К числу традиционных принадлежит и образ света, излучаемого возлюбленной:

Сокровище мое столь жгучий свет

Струит из глаз, что знойное пыланье

Сквозь сомкнутый мой взор пронзает кровь;

И, охромев, бредет любовь

Под тяжкой кладью, давящей дыханье;

Будь свет, будь тьма, — а мне спасенья нет.

Здесь мы встречаемся со сложным сочетанием образов: свет — тьма; пораженный светом возлюбленной, страдающий от любви охромел. Охромевшая любовь — образ типичный для позднеренессансной лирики, не боявшейся прозаиз-мов. В поэзии Микеланджело нередки образы, идущие не от литературы, а из жизни.

Как известно, ему приходилось трудно, когда надо было иметь дело с высокопоставленными лицами. Его независимый характер, злоба и зависть других осложняли его отношения с власть имущими. Кому-то из своих патронов, может быть самому папе Юлию II, Микеланджело жалуется на то, что тот поверил наветам клеветников, а его самого хотел поставить в положение поддакивающего льстеца. Мысль эта выражена неожиданными, но впечатляющими образами:

Я думал, что возьмет твое величье

Меня к себе не эхом для палат,

А лезвием суда и гирей гнева...

Петрарки:

Послушен вам — люблю и ненавижу,

И зябну в зной, и в холоде согрет.

В другом стихотворении Микеланджело создает ряд образов, выражающих душевную борьбу:

Жестокость и любовь дают мне бой;

У той оружье — смерть, у этой — жалость;

Та — умерщвляет; эта — жизнь щадит.

Еще разительнее контрасты в другом стихотворении, где Микеланджело сопоставляет красоту любимой и свое уродство. Это стихотворение интересно еще и тем, что в нем дан образ глаз как зеркала, отражающего облик того, кто смотрит в них. Здесь перед нами сложное, не побоимся сказать, маньеристское противопоставление красоты и безобразия, одновременно контрастных и сливающихся друг с другом:

Когда ты, донна, приближаешь

Свои глаза к глазам моим, —

В их зеркале себе я зрим.

А ты себя в моих отображаешь.

Меня, увы, ты созерцаешь

Таким, как есть, — в болезнях и летах,

А я тебя — светлей звезды лучистой.

И небу мерзостно, ты знаешь,

Что я, урод, живу в благих очах,

Во мне ж, уроде, виден лик твой чистый...

Это несомненно одно из сложнейших, изощреннейших стихотворений Микеланджело, в котором есть огромная глубина мысли и многослойность образа.

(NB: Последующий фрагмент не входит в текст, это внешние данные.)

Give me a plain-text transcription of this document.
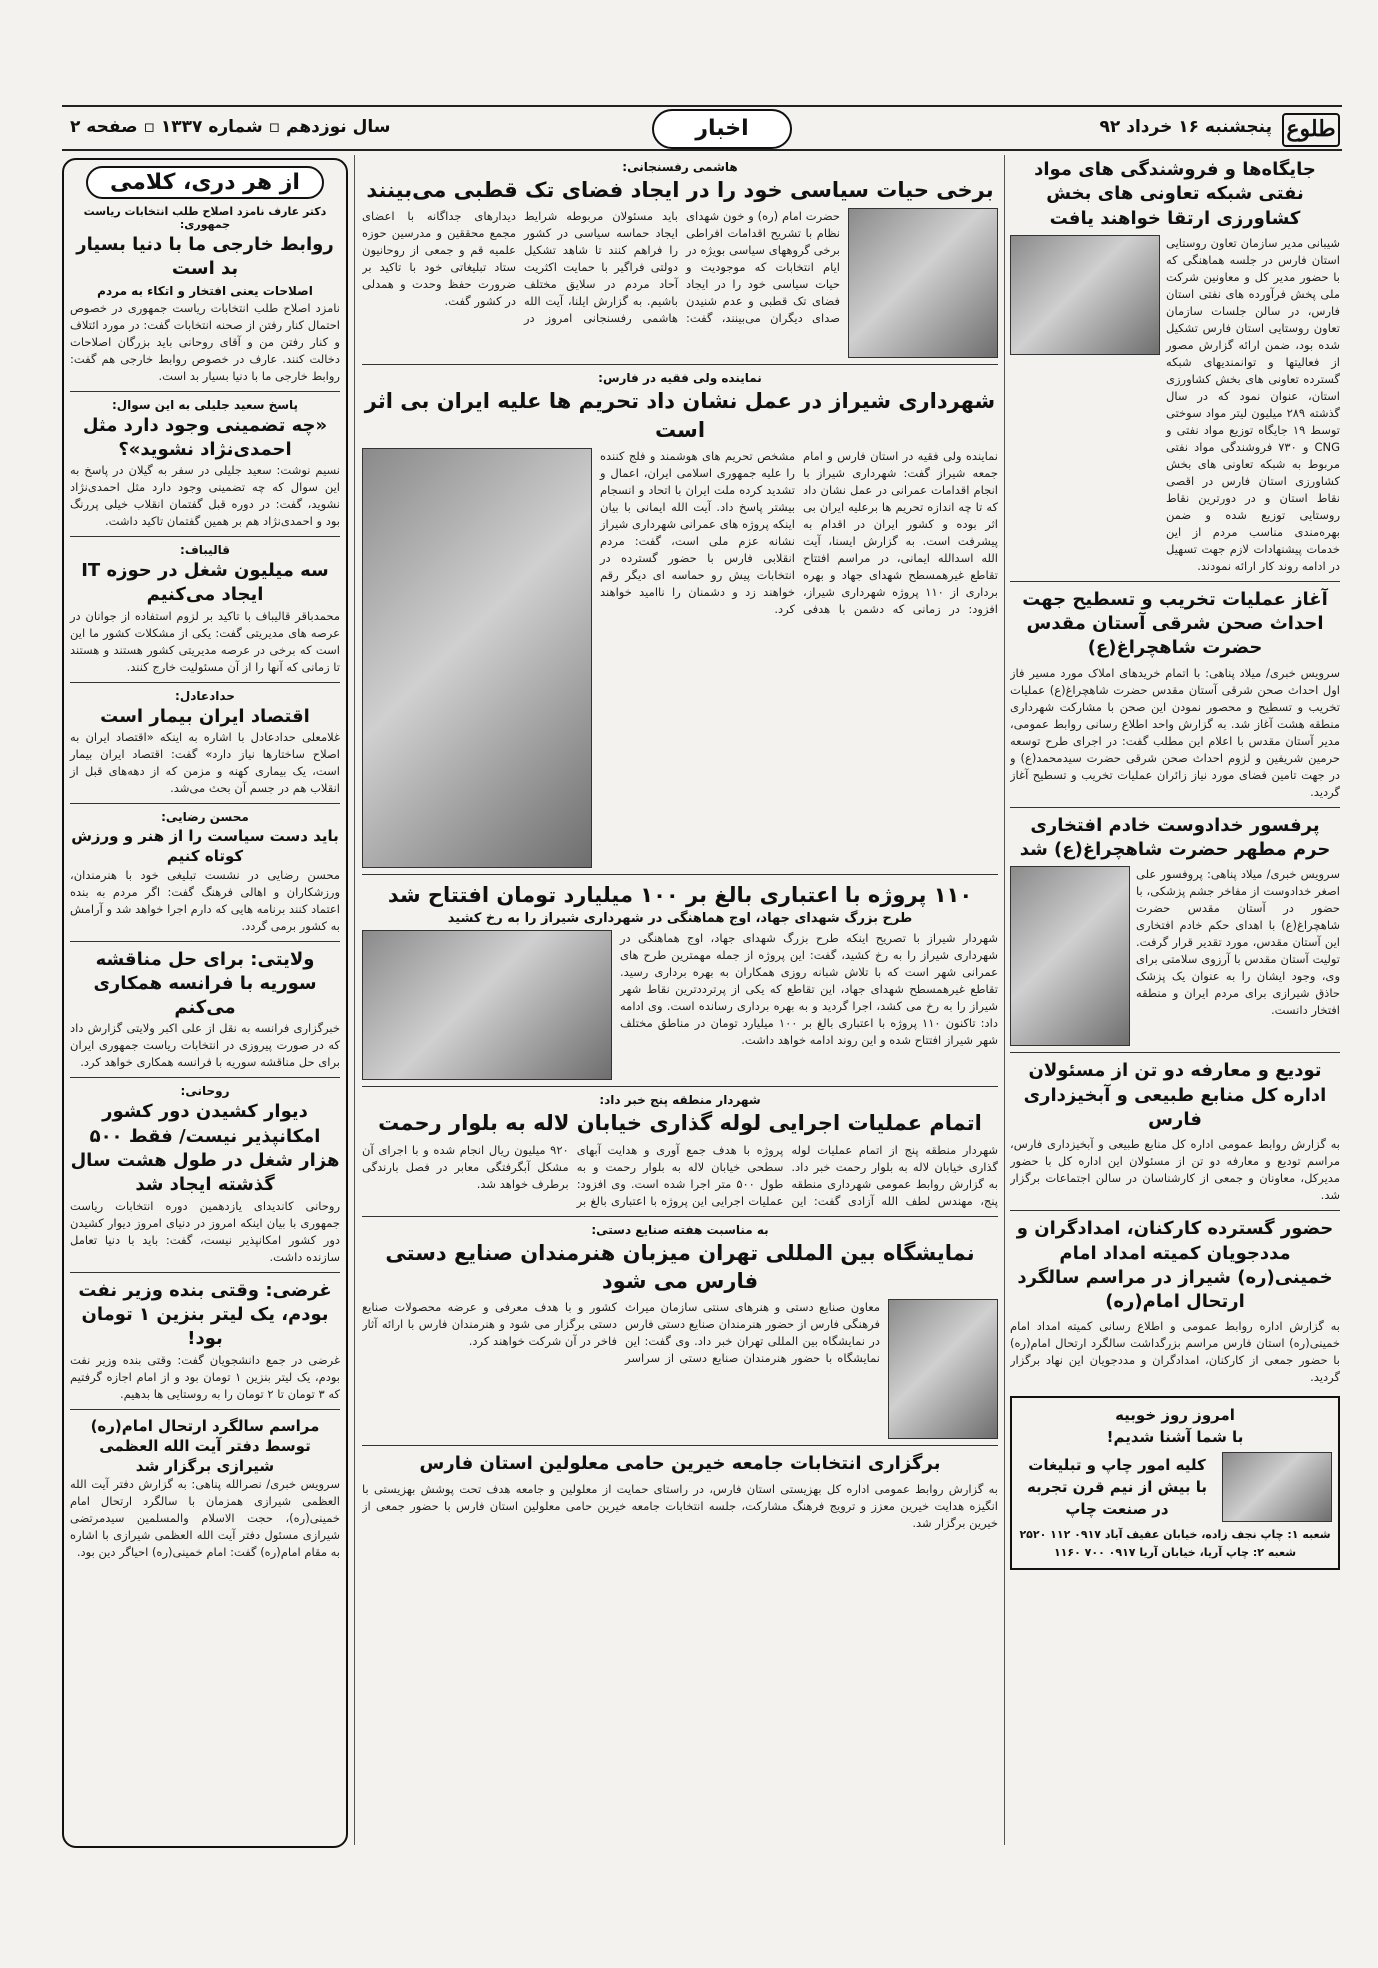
طلوع
پنجشنبه ۱۶ خرداد ۹۲
اخبار
سال نوزدهم ▫ شماره ۱۳۳۷ ▫ صفحه ۲
جایگاه‌ها و فروشندگی های مواد نفتی شبکه تعاونی های بخش کشاورزی ارتقا خواهند یافت
شیبانی مدیر سازمان تعاون روستایی استان فارس در جلسه هماهنگی که با حضور مدیر کل و معاونین شرکت ملی پخش فرآورده های نفتی استان فارس، در سالن جلسات سازمان تعاون روستایی استان فارس تشکیل شده بود، ضمن ارائه گزارش مصور از فعالیتها و توانمندیهای شبکه گسترده تعاونی های بخش کشاورزی استان، عنوان نمود که در سال گذشته ۲۸۹ میلیون لیتر مواد سوختی توسط ۱۹ جایگاه توزیع مواد نفتی و CNG و ۷۳۰ فروشندگی مواد نفتی مربوط به شبکه تعاونی های بخش کشاورزی استان فارس در اقصی نقاط استان و در دورترین نقاط روستایی توزیع شده و ضمن بهره‌مندی مناسب مردم از این خدمات پیشنهادات لازم جهت تسهیل در ادامه روند کار ارائه نمودند.
آغاز عملیات تخریب و تسطیح جهت احداث صحن شرقی آستان مقدس حضرت شاهچراغ(ع)
سرویس خبری/ میلاد پناهی: با اتمام خریدهای املاک مورد مسیر فاز اول احداث صحن شرقی آستان مقدس حضرت شاهچراغ(ع) عملیات تخریب و تسطیح و محصور نمودن این صحن با مشارکت شهرداری منطقه هشت آغاز شد. به گزارش واحد اطلاع رسانی روابط عمومی، مدیر آستان مقدس با اعلام این مطلب گفت: در اجرای طرح توسعه حرمین شریفین و لزوم احداث صحن شرقی حضرت سیدمحمد(ع) و در جهت تامین فضای مورد نیاز زائران عملیات تخریب و تسطیح آغاز گردید.
پرفسور خدادوست خادم افتخاری حرم مطهر حضرت شاهچراغ(ع) شد
سرویس خبری/ میلاد پناهی: پروفسور علی اصغر خدادوست از مفاخر جشم پزشکی، با حضور در آستان مقدس حضرت شاهچراغ(ع) با اهدای حکم خادم افتخاری این آستان مقدس، مورد تقدیر قرار گرفت. تولیت آستان مقدس با آرزوی سلامتی برای وی، وجود ایشان را به عنوان یک پزشک حاذق شیرازی برای مردم ایران و منطقه افتخار دانست.
تودیع و معارفه دو تن از مسئولان اداره کل منابع طبیعی و آبخیزداری فارس
به گزارش روابط عمومی اداره کل منابع طبیعی و آبخیزداری فارس، مراسم تودیع و معارفه دو تن از مسئولان این اداره کل با حضور مدیرکل، معاونان و جمعی از کارشناسان در سالن اجتماعات برگزار شد.
حضور گسترده کارکنان، امدادگران و مددجویان کمیته امداد امام خمینی(ره) شیراز در مراسم سالگرد ارتحال امام(ره)
به گزارش اداره روابط عمومی و اطلاع رسانی کمیته امداد امام خمینی(ره) استان فارس مراسم بزرگداشت سالگرد ارتحال امام(ره) با حضور جمعی از کارکنان، امدادگران و مددجویان این نهاد برگزار گردید.
امروز روز خوبیه
با شما آشنا شدیم!
کلیه امور چاپ و تبلیغات
با بیش از نیم قرن تجربه
در صنعت چاپ
شعبه ۱: چاپ نجف زاده، خیابان عفیف آباد ۰۹۱۷ ۱۱۲ ۲۵۲۰
شعبه ۲: چاپ آریا، خیابان آریا ۰۹۱۷ ۷۰۰ ۱۱۶۰
هاشمی رفسنجانی:
برخی حیات سیاسی خود را در ایجاد فضای تک قطبی می‌بینند
حضرت امام (ره) و خون شهدای نظام با تشریح اقدامات افراطی برخی گروههای سیاسی بویژه در ایام انتخابات که موجودیت و حیات سیاسی خود را در ایجاد فضای تک قطبی و عدم شنیدن صدای دیگران می‌بینند، گفت: باید مسئولان مربوطه شرایط ایجاد حماسه سیاسی در کشور را فراهم کنند تا شاهد تشکیل دولتی فراگیر با حمایت اکثریت آحاد مردم در سلایق مختلف باشیم. به گزارش ایلنا، آیت الله هاشمی رفسنجانی امروز در دیدارهای جداگانه با اعضای مجمع محققین و مدرسین حوزه علمیه قم و جمعی از روحانیون ستاد تبلیغاتی خود با تاکید بر ضرورت حفظ وحدت و همدلی در کشور گفت.
نماینده ولی فقیه در فارس:
شهرداری شیراز در عمل نشان داد تحریم ها علیه ایران بی اثر است
نماینده ولی فقیه در استان فارس و امام جمعه شیراز گفت: شهرداری شیراز با انجام اقدامات عمرانی در عمل نشان داد که تا چه اندازه تحریم ها برعلیه ایران بی اثر بوده و کشور ایران در اقدام به پیشرفت است. به گزارش ایسنا، آیت الله اسدالله ایمانی، در مراسم افتتاح تقاطع غیرهمسطح شهدای جهاد و بهره برداری از ۱۱۰ پروژه شهرداری شیراز، افزود: در زمانی که دشمن با هدفی مشخص تحریم های هوشمند و فلج کننده را علیه جمهوری اسلامی ایران، اعمال و تشدید کرده ملت ایران با اتحاد و انسجام بیشتر پاسخ داد. آیت الله ایمانی با بیان اینکه پروژه های عمرانی شهرداری شیراز نشانه عزم ملی است، گفت: مردم انقلابی فارس با حضور گسترده در انتخابات پیش رو حماسه ای دیگر رقم خواهند زد و دشمنان را ناامید خواهند کرد.
۱۱۰ پروژه با اعتباری بالغ بر ۱۰۰ میلیارد تومان افتتاح شد
طرح بزرگ شهدای جهاد، اوج هماهنگی در شهرداری شیراز را به رخ کشید
شهردار شیراز با تصریح اینکه طرح بزرگ شهدای جهاد، اوج هماهنگی در شهرداری شیراز را به رخ کشید، گفت: این پروژه از جمله مهمترین طرح های عمرانی شهر است که با تلاش شبانه روزی همکاران به بهره برداری رسید. تقاطع غیرهمسطح شهدای جهاد، این تقاطع که یکی از پرترددترین نقاط شهر شیراز را به رخ می کشد، اجرا گردید و به بهره برداری رسانده است. وی ادامه داد: تاکنون ۱۱۰ پروژه با اعتباری بالغ بر ۱۰۰ میلیارد تومان در مناطق مختلف شهر شیراز افتتاح شده و این روند ادامه خواهد داشت.
شهردار منطقه پنج خبر داد:
اتمام عملیات اجرایی لوله گذاری خیابان لاله به بلوار رحمت
شهردار منطقه پنج از اتمام عملیات لوله گذاری خیابان لاله به بلوار رحمت خبر داد. به گزارش روابط عمومی شهرداری منطقه پنج، مهندس لطف الله آزادی گفت: این پروژه با هدف جمع آوری و هدایت آبهای سطحی خیابان لاله به بلوار رحمت و به طول ۵۰۰ متر اجرا شده است. وی افزود: عملیات اجرایی این پروژه با اعتباری بالغ بر ۹۲۰ میلیون ریال انجام شده و با اجرای آن مشکل آبگرفتگی معابر در فصل بارندگی برطرف خواهد شد.
به مناسبت هفته صنایع دستی:
نمایشگاه بین المللی تهران میزبان هنرمندان صنایع دستی فارس می شود
معاون صنایع دستی و هنرهای سنتی سازمان میراث فرهنگی فارس از حضور هنرمندان صنایع دستی فارس در نمایشگاه بین المللی تهران خبر داد. وی گفت: این نمایشگاه با حضور هنرمندان صنایع دستی از سراسر کشور و با هدف معرفی و عرضه محصولات صنایع دستی برگزار می شود و هنرمندان فارس با ارائه آثار فاخر در آن شرکت خواهند کرد.
برگزاری انتخابات جامعه خیرین حامی معلولین استان فارس
به گزارش روابط عمومی اداره کل بهزیستی استان فارس، در راستای حمایت از معلولین و جامعه هدف تحت پوشش بهزیستی با انگیزه هدایت خیرین معزز و ترویج فرهنگ مشارکت، جلسه انتخابات جامعه خیرین حامی معلولین استان فارس با حضور جمعی از خیرین برگزار شد.
از هر دری، کلامی
دکتر عارف نامزد اصلاح طلب انتخابات ریاست جمهوری:
روابط خارجی ما با دنیا بسیار بد است
اصلاحات یعنی افتخار و اتکاء به مردم
نامزد اصلاح طلب انتخابات ریاست جمهوری در خصوص احتمال کنار رفتن از صحنه انتخابات گفت: در مورد ائتلاف و کنار رفتن من و آقای روحانی باید بزرگان اصلاحات دخالت کنند. عارف در خصوص روابط خارجی هم گفت: روابط خارجی ما با دنیا بسیار بد است.
پاسخ سعید جلیلی به این سوال:
«چه تضمینی وجود دارد مثل احمدی‌نژاد نشوید»؟
نسیم نوشت: سعید جلیلی در سفر به گیلان در پاسخ به این سوال که چه تضمینی وجود دارد مثل احمدی‌نژاد نشوید، گفت: در دوره قبل گفتمان انقلاب خیلی پررنگ بود و احمدی‌نژاد هم بر همین گفتمان تاکید داشت.
قالیباف:
سه میلیون شغل در حوزه IT ایجاد می‌کنیم
محمدباقر قالیباف با تاکید بر لزوم استفاده از جوانان در عرصه های مدیریتی گفت: یکی از مشکلات کشور ما این است که برخی در عرصه مدیریتی کشور هستند و هستند تا زمانی که آنها را از آن مسئولیت خارج کنند.
حدادعادل:
اقتصاد ایران بیمار است
غلامعلی حدادعادل با اشاره به اینکه «اقتصاد ایران به اصلاح ساختارها نیاز دارد» گفت: اقتصاد ایران بیمار است، یک بیماری کهنه و مزمن که از دهه‌های قبل از انقلاب هم در جسم آن بحث می‌شد.
محسن رضایی:
باید دست سیاست را از هنر و ورزش کوتاه کنیم
محسن رضایی در نشست تبلیغی خود با هنرمندان، ورزشکاران و اهالی فرهنگ گفت: اگر مردم به بنده اعتماد کنند برنامه هایی که دارم اجرا خواهد شد و آرامش به کشور برمی گردد.
ولایتی: برای حل مناقشه سوریه با فرانسه همکاری می‌کنم
خبرگزاری فرانسه به نقل از علی اکبر ولایتی گزارش داد که در صورت پیروزی در انتخابات ریاست جمهوری ایران برای حل مناقشه سوریه با فرانسه همکاری خواهد کرد.
روحانی:
دیوار کشیدن دور کشور امکانپذیر نیست/ فقط ۵۰۰ هزار شغل در طول هشت سال گذشته ایجاد شد
روحانی کاندیدای یازدهمین دوره انتخابات ریاست جمهوری با بیان اینکه امروز در دنیای امروز دیوار کشیدن دور کشور امکانپذیر نیست، گفت: باید با دنیا تعامل سازنده داشت.
غرضی: وقتی بنده وزیر نفت بودم، یک لیتر بنزین ۱ تومان بود!
غرضی در جمع دانشجویان گفت: وقتی بنده وزیر نفت بودم، یک لیتر بنزین ۱ تومان بود و از امام اجازه گرفتیم که ۳ تومان تا ۲ تومان را به روستایی ها بدهیم.
مراسم سالگرد ارتحال امام(ره) توسط دفتر آیت الله العظمی شیرازی برگزار شد
سرویس خبری/ نصرالله پناهی: به گزارش دفتر آیت الله العظمی شیرازی همزمان با سالگرد ارتحال امام خمینی(ره)، حجت الاسلام والمسلمین سیدمرتضی شیرازی مسئول دفتر آیت الله العظمی شیرازی با اشاره به مقام امام(ره) گفت: امام خمینی(ره) احیاگر دین بود.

Мы помним гротескный автопортрет Микеланджело, написанный впрямую, посредством точных штрихов. Но художник оставил и образное, метафорическое описание своей личности, интересное не только как образец самооценки, но и своим поэтическим строем. Не говоря уже об обилии прозаизмов и бытовых реалий, это описание также дает образец контрастности, на этот раз между внешностью и духом художника:

— пакля, сердце — горстка серы,

Состав костей — валежник, сухостой,

Душа — скакун, не сдержанный уздой...

Здесь в сильных, впечатляющих образах выражен контраст между немощным телом и неукротимой душой художника, находящейся в вечном творческом порыве.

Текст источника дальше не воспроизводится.